The truth is, for the first millennium and a half of Christianity, when most followers of Jesus could neither read nor write, it was sufficient for Christians to know the basics of the story, memorize the Apostles' Creed and Lord’s Prayer, and do as your priest told you—especially when it came to the obligations of neighborly love. And theology? Doctrine? Well, that was the preserve of a tiny minority of scholars who carried on a lively debate about many things that never entered into the consciousness of most Christians.
These days, a lot of scholars bemoan the fact that people are not reading anymore, and that the doctrines and teachings of the church are therefore beyond most folks’ understanding. As a result, Christians now tend to go to their churches not out of a deep intellectual commitment to its doctrines, but for community or out of habit or for some other reason. I’ve bemoaned this fact myself, in articles published in scholarly journals. I guess, in a perfect world, we’d all wish that everyone had a lot more knowledge and wisdom.

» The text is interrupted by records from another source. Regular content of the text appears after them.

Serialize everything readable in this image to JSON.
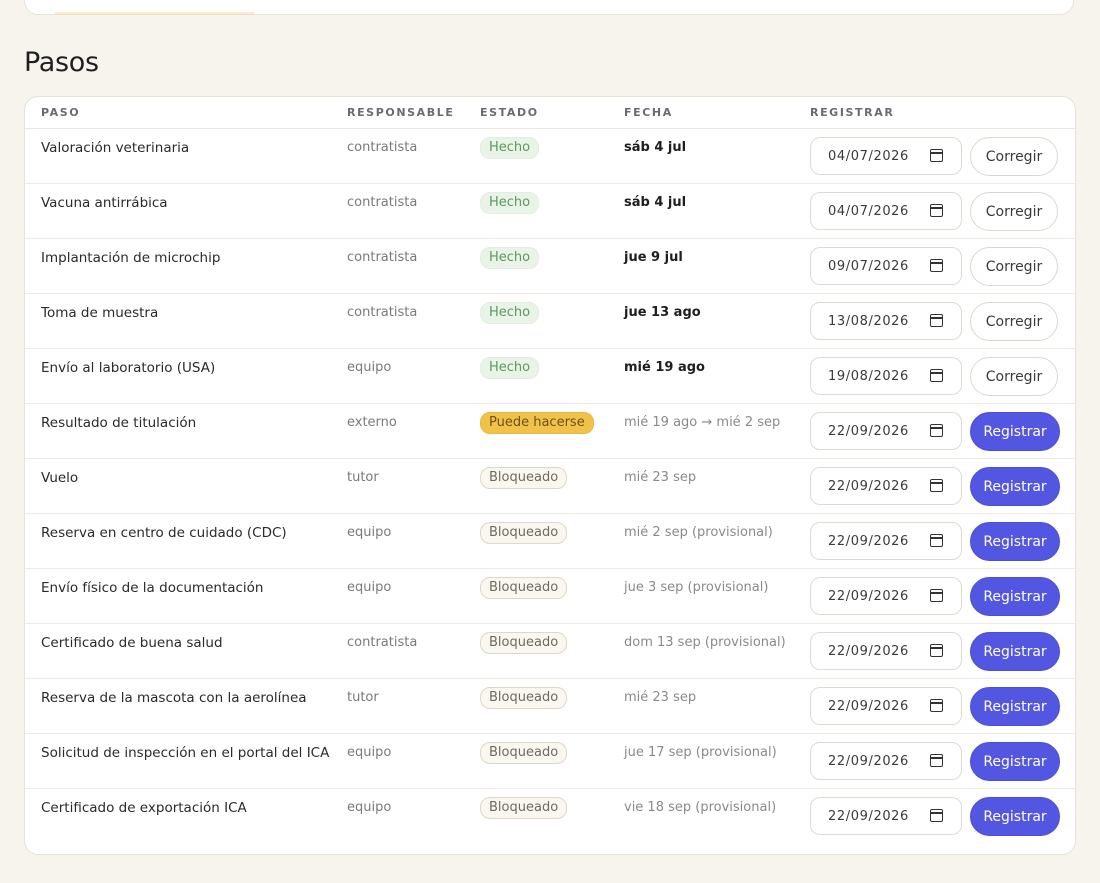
{
  "section": {
    "title": "Pasos"
  },
  "table": {
    "headers": {
      "paso": "PASO",
      "responsable": "RESPONSABLE",
      "estado": "ESTADO",
      "fecha": "FECHA",
      "registrar": "REGISTRAR"
    },
    "rows": [
      {
        "paso": "Valoración veterinaria",
        "responsable": "contratista",
        "estado": "Hecho",
        "fecha": "sáb 4 jul",
        "fecha_input": "04/07/2026",
        "action": "Corregir"
      },
      {
        "paso": "Vacuna antirrábica",
        "responsable": "contratista",
        "estado": "Hecho",
        "fecha": "sáb 4 jul",
        "fecha_input": "04/07/2026",
        "action": "Corregir"
      },
      {
        "paso": "Implantación de microchip",
        "responsable": "contratista",
        "estado": "Hecho",
        "fecha": "jue 9 jul",
        "fecha_input": "09/07/2026",
        "action": "Corregir"
      },
      {
        "paso": "Toma de muestra",
        "responsable": "contratista",
        "estado": "Hecho",
        "fecha": "jue 13 ago",
        "fecha_input": "13/08/2026",
        "action": "Corregir"
      },
      {
        "paso": "Envío al laboratorio (USA)",
        "responsable": "equipo",
        "estado": "Hecho",
        "fecha": "mié 19 ago",
        "fecha_input": "19/08/2026",
        "action": "Corregir"
      },
      {
        "paso": "Resultado de titulación",
        "responsable": "externo",
        "estado": "Puede hacerse",
        "fecha": "mié 19 ago → mié 2 sep",
        "fecha_input": "22/09/2026",
        "action": "Registrar"
      },
      {
        "paso": "Vuelo",
        "responsable": "tutor",
        "estado": "Bloqueado",
        "fecha": "mié 23 sep",
        "fecha_input": "22/09/2026",
        "action": "Registrar"
      },
      {
        "paso": "Reserva en centro de cuidado (CDC)",
        "responsable": "equipo",
        "estado": "Bloqueado",
        "fecha": "mié 2 sep (provisional)",
        "fecha_input": "22/09/2026",
        "action": "Registrar"
      },
      {
        "paso": "Envío físico de la documentación",
        "responsable": "equipo",
        "estado": "Bloqueado",
        "fecha": "jue 3 sep (provisional)",
        "fecha_input": "22/09/2026",
        "action": "Registrar"
      },
      {
        "paso": "Certificado de buena salud",
        "responsable": "contratista",
        "estado": "Bloqueado",
        "fecha": "dom 13 sep (provisional)",
        "fecha_input": "22/09/2026",
        "action": "Registrar"
      },
      {
        "paso": "Reserva de la mascota con la aerolínea",
        "responsable": "tutor",
        "estado": "Bloqueado",
        "fecha": "mié 23 sep",
        "fecha_input": "22/09/2026",
        "action": "Registrar"
      },
      {
        "paso": "Solicitud de inspección en el portal del ICA",
        "responsable": "equipo",
        "estado": "Bloqueado",
        "fecha": "jue 17 sep (provisional)",
        "fecha_input": "22/09/2026",
        "action": "Registrar"
      },
      {
        "paso": "Certificado de exportación ICA",
        "responsable": "equipo",
        "estado": "Bloqueado",
        "fecha": "vie 18 sep (provisional)",
        "fecha_input": "22/09/2026",
        "action": "Registrar"
      }
    ]
  },
  "colors": {
    "accent": "#5256e0",
    "done": "#5a9a5c",
    "ready": "#f0c24b",
    "background": "#f7f4ed"
  },
  "icons": {
    "date_picker": "calendar-icon"
  }
}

But there is another, brighter, side to this coin. You see, when people are no longer preoccupied with theology or with making sure that everyone else toes their church’s doctrinal line in the sand, people are freed to focus on the main thing. The main thing isn’t assent to pages and pages of truths Christians in other traditions disagree with. No, the main thing is loving our neighbors. In fact, for most of us loving our neighbors is hard enough all by itself.
Nevertheless, I have to admit that for the sheer joy of it, doctrine is still my playground. And for the times I mess up I expect God will just pick me up again, dust me off, and say something like, “That’s okay Johnny. Go and play some more.”